I should also add that the inclusion of LED technology makes the color palette quite intense, whether in 2D or 3D. Not so that it looks unnatural, but colors “pops” even when confronted by lower resolutions such as coming off a DVD disc or from an Internet website. Accessing online video is easily done through the Menu, which lets you continue to watch the TV signal (up to a point). I’d have to say this was one of the better integrations of video/online options that I’ve seen.
Did I mention that you are using the “Magic remote” to control everything? What you should have done earlier — me too! — is connect the IR blaster cable from the LG so that the “bulbs” at the other end can be placed in front of the IR receivers of the devices that are going to be controlled, like a Blu-ray player for example (not to mention the set top box providing the TV signal).
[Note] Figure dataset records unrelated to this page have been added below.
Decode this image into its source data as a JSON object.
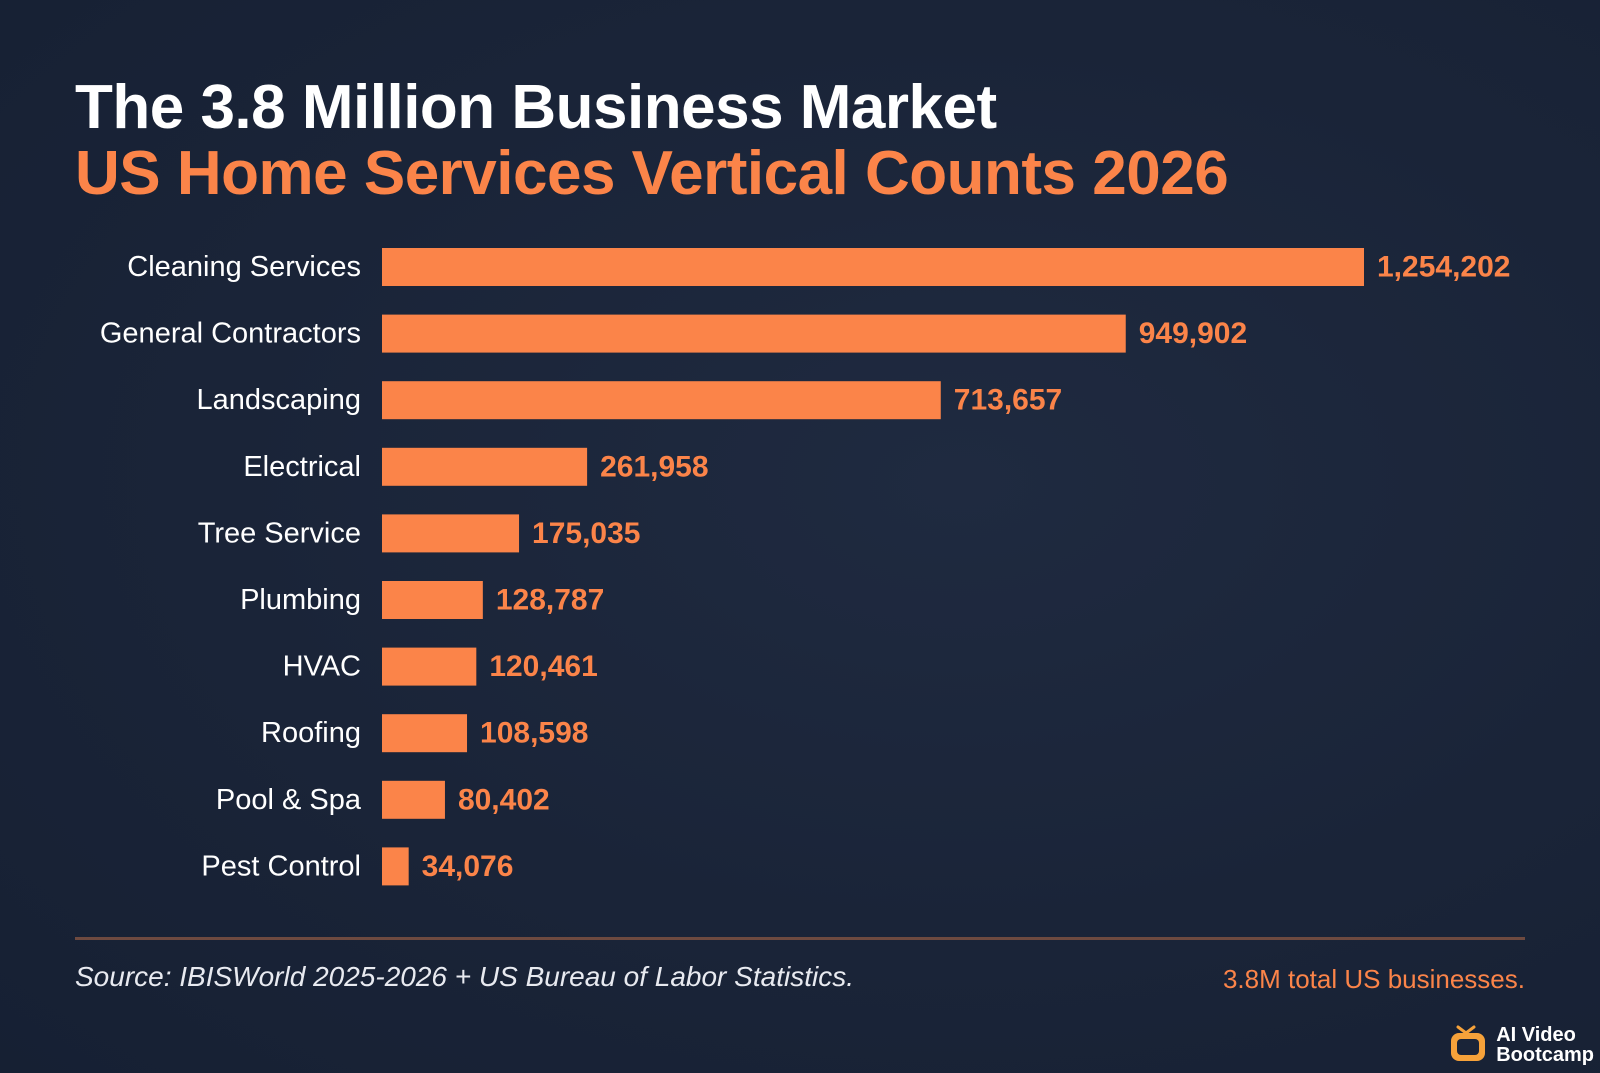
{
  "header": {
    "title": "The 3.8 Million Business Market",
    "subtitle": "US Home Services Vertical Counts 2026"
  },
  "footer": {
    "source": "Source: IBISWorld 2025-2026 + US Bureau of Labor Statistics.",
    "total_note": "3.8M total US businesses."
  },
  "brand": {
    "line1": "AI Video",
    "line2": "Bootcamp",
    "icon": "tv-logo-icon"
  },
  "colors": {
    "background": "#1a2438",
    "bar": "#fb8449",
    "accent": "#fb8449",
    "text": "#ffffff"
  },
  "chart_data": {
    "type": "bar",
    "orientation": "horizontal",
    "title": "The 3.8 Million Business Market",
    "subtitle": "US Home Services Vertical Counts 2026",
    "categories": [
      "Cleaning Services",
      "General Contractors",
      "Landscaping",
      "Electrical",
      "Tree Service",
      "Plumbing",
      "HVAC",
      "Roofing",
      "Pool & Spa",
      "Pest Control"
    ],
    "values": [
      1254202,
      949902,
      713657,
      261958,
      175035,
      128787,
      120461,
      108598,
      80402,
      34076
    ],
    "value_labels": [
      "1,254,202",
      "949,902",
      "713,657",
      "261,958",
      "175,035",
      "128,787",
      "120,461",
      "108,598",
      "80,402",
      "34,076"
    ],
    "xlim": [
      0,
      1254202
    ],
    "grid": false,
    "legend": "none"
  }
}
A few simple setup steps and it’s one remote to control them all.
Bottom line: The LG LCD 55-inch Cinema 3D Google TV G2 Series is a high-quality HDTV ($2,099 retail) that will grace any home with a big image from a seemingly small form-factor. And it doesn’t leave out any of the features that today’s consumer expects either. But even better is that it provides an outstanding image and doesn’t require any special maintenance in order to access its many functions, including the use of the Google TV technology. It’s kind of funny that a HDTVs main purpose — showing a picture on the display — is less of an “excitement” factor today. That is unless the TV doesn’t look good or can’t perform up to snuff. Neither of which is a problem with the LG LCD 55-inch Cinema 3D Google TV G2 Series.